Computer technology has helped make great advances in medicine over the last decade. Practitioners now have new devices to train for medical emergencies.

SimMan speaks: "Oh, I can't breathe my chest hurts, help."

He talks. He breathes. SimMan is, in many ways, just like a real person, but not quite. He is a high-tech medical mannequin.

“The technology actually evolved out of flight simulation," explains Joe Huse, who works for Laerdal as a medical education specialist.

Joe Huse started working with flight simulators but now trains paramedics to work with the SimMan mannequin, made by the Laerdal medical company. High tech medical mannequins, like SimMan, have been refined over the past decade, thanks to computer software advances, and can simulate a wide range bodily functions.

Of the benefits, Joe says, “He can be treated. He has an airway that can be both normal and abnormal so he can develop adverse reactions to drugs. His tongue can swell and his vocal cords can close. He can go into respiratory arrest. He can go into cardiac failure. He can be resuscitated. Physicians can even practice doing a bronchoscophy on the airway because all the appropriate landmarks are there for doing bronchoscophy."

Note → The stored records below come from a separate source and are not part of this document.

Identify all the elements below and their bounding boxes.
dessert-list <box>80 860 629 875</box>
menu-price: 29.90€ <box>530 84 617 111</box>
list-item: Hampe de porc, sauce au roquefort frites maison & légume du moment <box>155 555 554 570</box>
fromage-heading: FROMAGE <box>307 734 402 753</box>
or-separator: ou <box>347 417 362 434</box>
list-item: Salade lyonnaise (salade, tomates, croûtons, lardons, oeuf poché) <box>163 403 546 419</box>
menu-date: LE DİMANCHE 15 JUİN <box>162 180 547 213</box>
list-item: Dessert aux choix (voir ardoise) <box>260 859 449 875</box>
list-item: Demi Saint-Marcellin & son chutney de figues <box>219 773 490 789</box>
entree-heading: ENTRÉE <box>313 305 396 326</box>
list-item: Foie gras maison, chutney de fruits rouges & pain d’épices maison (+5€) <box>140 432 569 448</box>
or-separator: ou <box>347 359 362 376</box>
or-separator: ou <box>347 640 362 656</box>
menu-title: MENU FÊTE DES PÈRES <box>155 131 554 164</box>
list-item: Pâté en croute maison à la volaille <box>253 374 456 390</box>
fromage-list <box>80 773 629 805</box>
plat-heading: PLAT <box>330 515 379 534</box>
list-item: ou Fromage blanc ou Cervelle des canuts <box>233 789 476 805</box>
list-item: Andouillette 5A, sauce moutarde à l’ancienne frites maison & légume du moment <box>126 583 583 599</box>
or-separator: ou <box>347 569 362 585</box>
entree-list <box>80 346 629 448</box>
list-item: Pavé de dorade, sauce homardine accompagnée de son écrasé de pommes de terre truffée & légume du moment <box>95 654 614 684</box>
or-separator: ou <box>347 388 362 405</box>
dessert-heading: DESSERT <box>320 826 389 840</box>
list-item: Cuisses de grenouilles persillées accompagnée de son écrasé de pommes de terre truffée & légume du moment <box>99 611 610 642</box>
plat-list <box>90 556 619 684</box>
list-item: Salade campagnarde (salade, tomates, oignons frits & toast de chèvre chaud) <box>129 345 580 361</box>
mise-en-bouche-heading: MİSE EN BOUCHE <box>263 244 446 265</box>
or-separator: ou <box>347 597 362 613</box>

It is estimated that more than 50,000 patients die each year from medical mistakes made by physicians and paramedics. The mannequins mean early mistakes by new medical practitioners can be corrected before live patients suffer, says paramedic Nick Kelly, with a fire and rescue squad near Washington, DC. "Instead of them learning on a real honest to God patient," he says, "they are learning on a mannequin, before they go out and do it in the real world."

But is there still a danger that the technology could distance providers from the human touch that real patients need? "There is not a mannequin in this world that you can teach people to have good bedside manner," notes Mr. Kelly.

Gary Fitzsimmons, a lab manager at Northern Virginia Community College, showed some mannequins that can help acclimate new paramedics to the type of shocking injuries that they may encounter. "As you can see this gentleman has a little bit of a problem, has some facial and head lacerations," he said, describing the mannequin's "injuries."

Using mannequins can soften the blow to trainees when they first see badly injured patients, said paramedic Tom Jarman. "If they see something early on and they don't know how to handle that situation without being prepared through education," he said, "you could lose a valuable provider. They are just so overwhelmed because emergency scenes can be overwhelming."

At least half of U.S. medical schools now use simulators to teach students.